You threw up in a Dixie cup last night. Oddly, you just gained major points in my book for that.
Your excuse of not making us Mac and cheese was that you couldn't find 6 cups of water...
I think all I remember saying is, "I love Chris Berman's voice" and then I passed out
He yelled out my full name in bed...I felt like I was being scolded.
Woke up laying in the kitchen floor with a cup in one hand and the beer tap in the other. Guess I just needed that one last beer.
was his dick as big as our hopes and dreams?
I think I used your jacking off shit when I showered. I couldn't see shit, it was all oily. Fuck power outages
You are not about to raise that baby deer, you can BARELY raise yourself... Return it to it's mom now.
You need a Jiminy Cricket, but for sexual decisions.
The bride and groom wore the Batman masks I brought. Best wedding ever.

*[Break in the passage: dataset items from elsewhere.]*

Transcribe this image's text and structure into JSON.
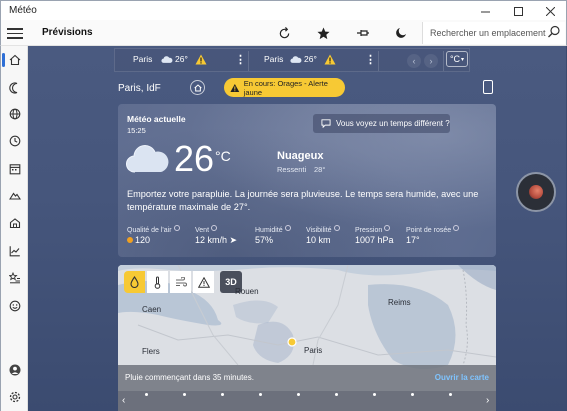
{
  "window": {
    "title": "Météo"
  },
  "header": {
    "page_title": "Prévisions",
    "search_placeholder": "Rechercher un emplacement"
  },
  "favorites": [
    {
      "city": "Paris",
      "temp": "26°"
    },
    {
      "city": "Paris",
      "temp": "26°"
    }
  ],
  "unit_button": "°C",
  "location": {
    "name": "Paris, IdF",
    "alert": "En cours: Orages - Alerte jaune"
  },
  "current": {
    "heading": "Météo actuelle",
    "time": "15:25",
    "feedback_button": "Vous voyez un temps différent ?",
    "temp": "26",
    "unit": "°C",
    "condition": "Nuageux",
    "feels_label": "Ressenti",
    "feels_value": "28°",
    "summary": "Emportez votre parapluie. La journée sera pluvieuse. Le temps sera humide, avec une température maximale de 27°.",
    "stats": [
      {
        "label": "Qualité de l'air",
        "value": "120"
      },
      {
        "label": "Vent",
        "value": "12 km/h"
      },
      {
        "label": "Humidité",
        "value": "57%"
      },
      {
        "label": "Visibilité",
        "value": "10 km"
      },
      {
        "label": "Pression",
        "value": "1007 hPa"
      },
      {
        "label": "Point de rosée",
        "value": "17°"
      }
    ]
  },
  "map": {
    "tool_3d": "3D",
    "cities": [
      "Rouen",
      "Caen",
      "Reims",
      "Flers",
      "Paris"
    ],
    "message": "Pluie commençant dans 35 minutes.",
    "open_link": "Ouvrir la carte"
  },
  "colors": {
    "accent": "#2e6fd6",
    "alert": "#f7c934",
    "link": "#7fc4ff",
    "aqi_dot": "#f0a020"
  }
}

Remember that time we got drunk tomorrow
I thought the Bane mask would really repel dudes but instead I ended up grinding on a frat dude that whispered "bad bitch contest, you in first place" in my ear in a Batman voice
Do you think they manscape in the zombie apocalypse?
I just walked into my kitchen and my little brother is standing with his face two inches from the clock, staring at it, and eating an apple. I asked wtf he was doing and he just goes "the hour hand is moving VERY slowly".
Hey, I was just wondering why i dont have a shirt on, why im cuddling with a furnace, why im in my own basement, and where my car is.